Nestled on the slope of a steep mountain that rises 758m out of the countryside in eastern Portuguese is the intriguing village of Monsanto - a mountaintop settlement where homes are sandwiched between, on and even under giant 200-tonne boulders.

Rather than attempting to move or hack through them, the residents of this real life Bedrock have built their lives around the rocky landscape; stairways circle around clusters of boulders, red-roofed residences contort to the shape of the rocks, and some of the giant stones are even fitted with doors and structures carved directly into them.

A living museum of medieval Portuguese architecture, the rock-carved village has hardly changed in hundreds of years and still features cobbled streets and the medieval Portuguese Manueline construction style from the 16th century that many homes still bear today.

The first settlers of Monsanto arrived in 6th century BC when the Lusitanians populated the region. The Castelo - a formidable stone fortress that was built during this era - still stands above the village today. Boasting immense vistas of the valley below and populated by lizards and wild flowers, it is a beautiful site to visit if the higgledy-piggledy cluster of houses and metaphorical weight of the boulders get too much.

Just below, in the shadows of the ruins, is what's left of the Romanesque Capela de São Miguel, or Sao Miguel Chapel. Erected in the 12th century, it is a well-preserved relic of the past whose most intriguing aspect is its eerie cluster of tombs carved into solid rocks.

For a true look at the genius of Monsanto's medieval architects, visit the Casa de uma só telha (house with just one tile). The roof of this house is a gigantic boulder perched ominously on top of the granite residence.

When to visit

The liveliest day of the year to visit Monsanto is 3 May, when the village comes alive with celebrations for the Festival of the Holy Cross.

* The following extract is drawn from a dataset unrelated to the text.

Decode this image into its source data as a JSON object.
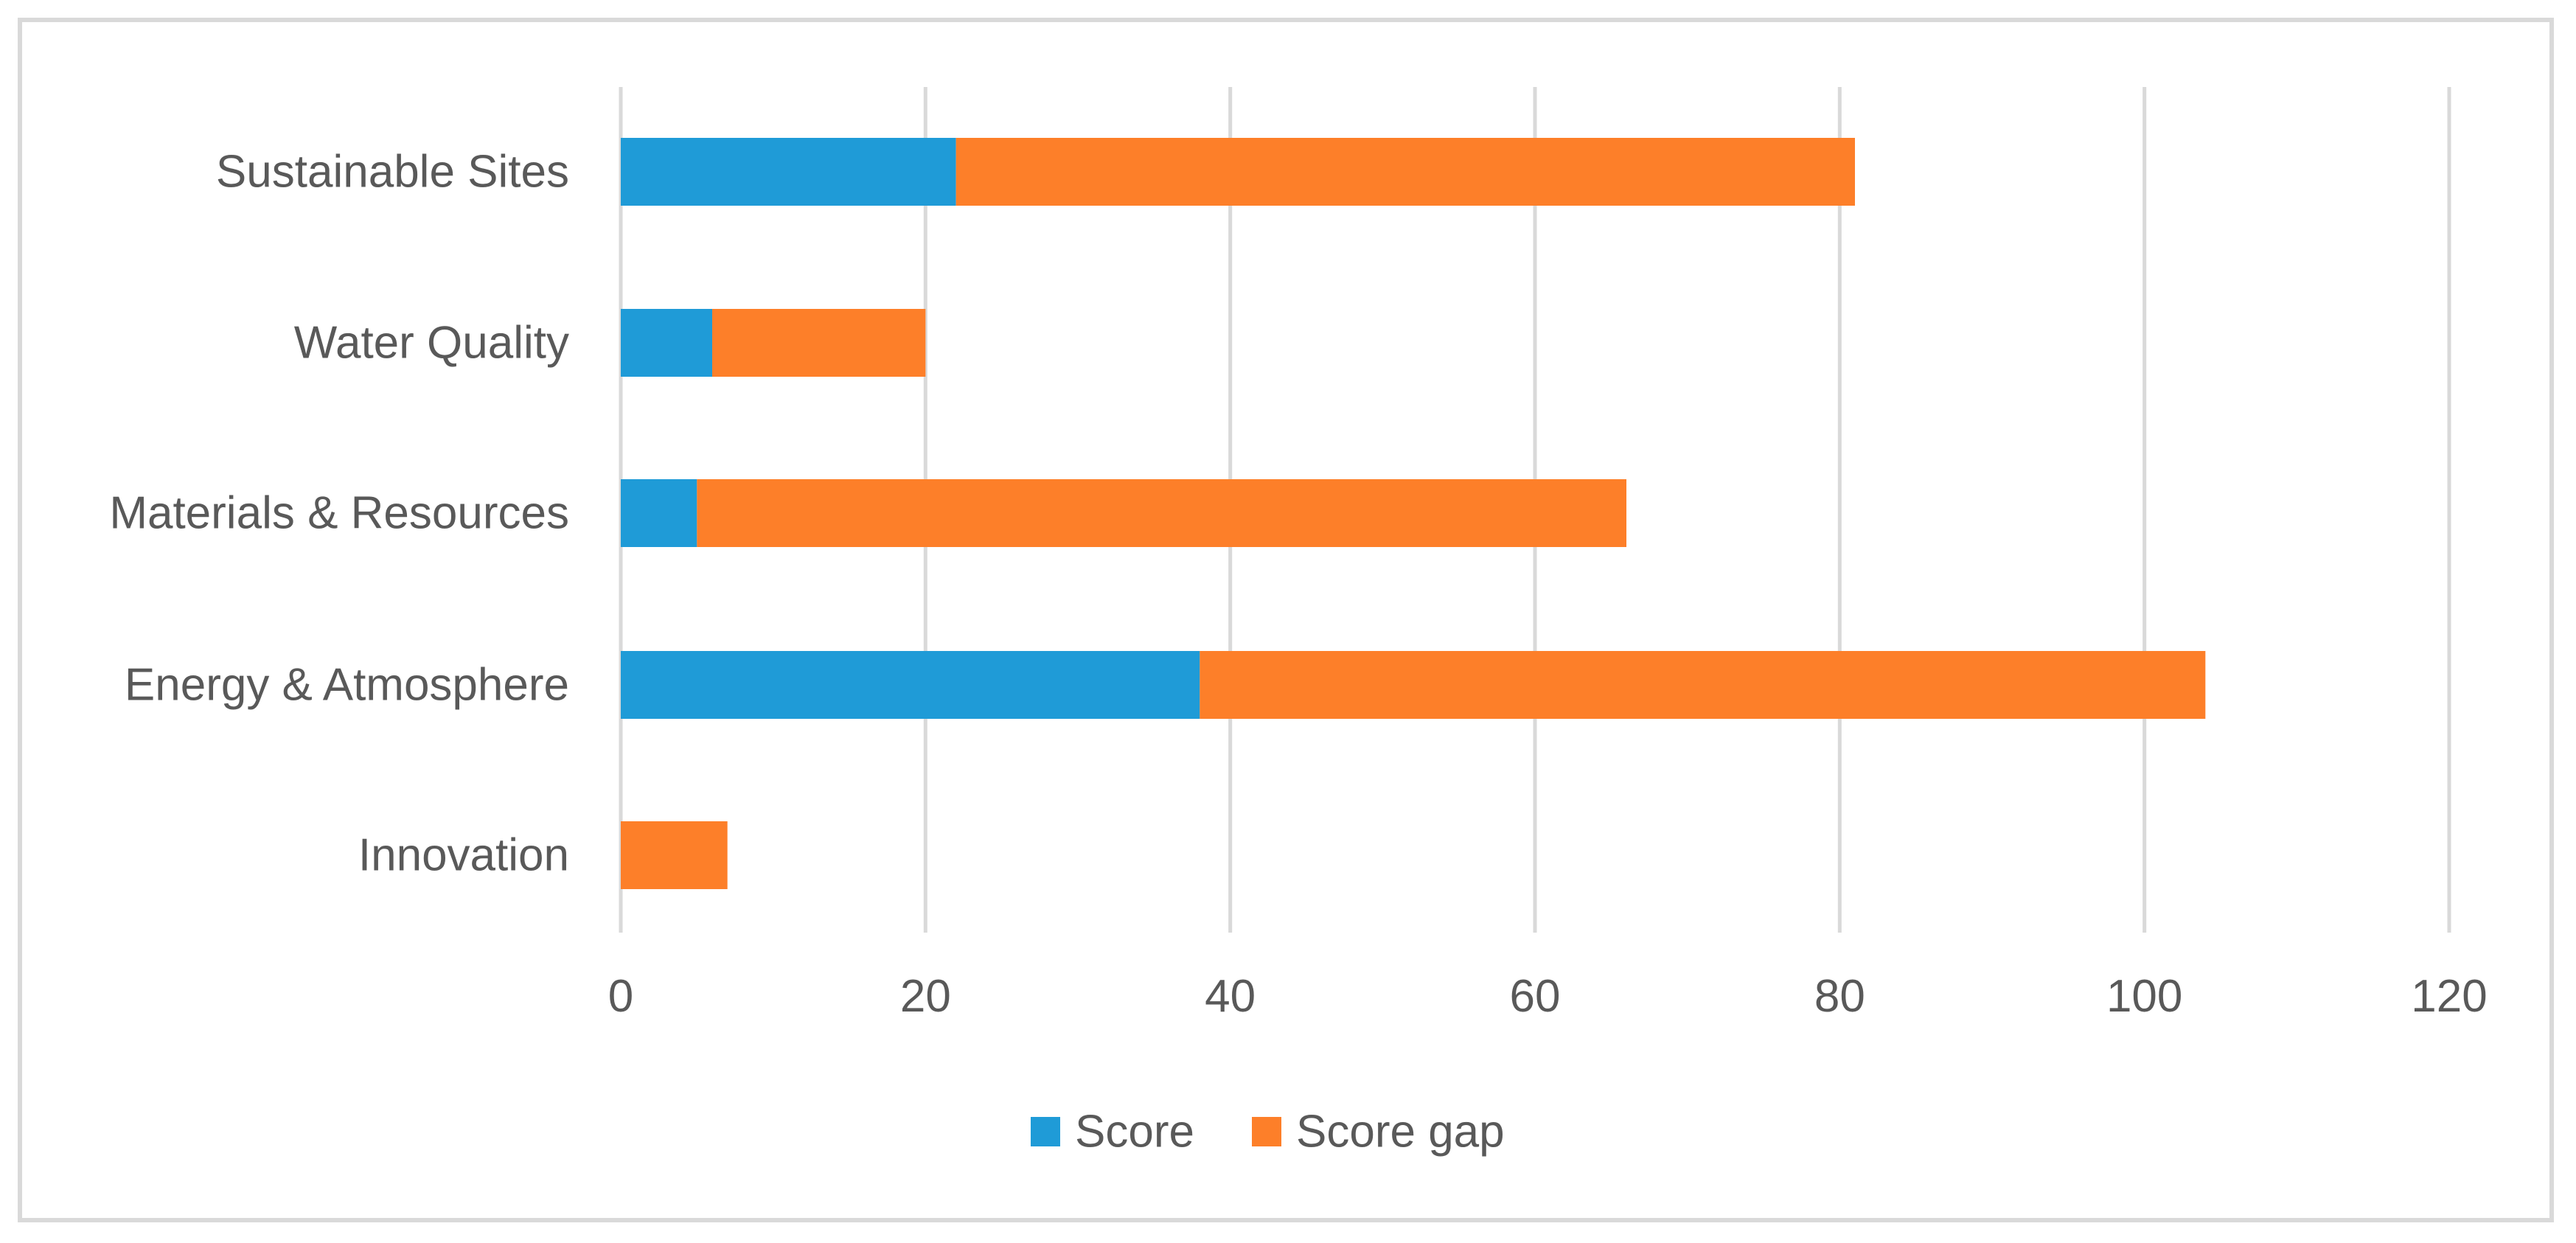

Commemorating the resistance to a long history of sieges, the women of the village will throw rag-dolls (known as "marafonas") and flowers from the top of the castle walls in a scene that honours the legend that attackers abandoned their siege after starving villagers threw their last lonely calf over the walls, as if they had plenty to spare.

A great way to delve into the soul of this region is through its cuisine, with typical dishes featuring asparagus, roasted kid, lamb and sheep's cheese. Start off with breakfast in Taberna Viriato to introduce yourself to the flavours of Lusitania. Steeped in history, the space that this rustic restaurant now occupies was actually the community wood fire oven when it was first built in the early 20th century.

By night, head to Petiscos e Granitos restaurant which, wedged between gigantic boulders, not only boasts one of the most impressive examples of such construction in the village, but also a beautiful back terrace with incomparable views of the sun going down over the plains. The panorama is best accompanied by a copo de vinho (glass of wine) and offerings such as grilled lamb chops with roasted potatoes or asparagus with scrambled egg and ham.

WHERE TO STAY

A trip to Monsanto would not be complete without staying in a beautiful rock-carved house with a friendly local. Casa da Gruta (Cave House) is a stunning rustic stone house decorated with original 17th century furniture. To up the luxury factor, stay at the more exclusive Casa de Leão (Lion House), which boasts splendid views from the windows down onto the valley below.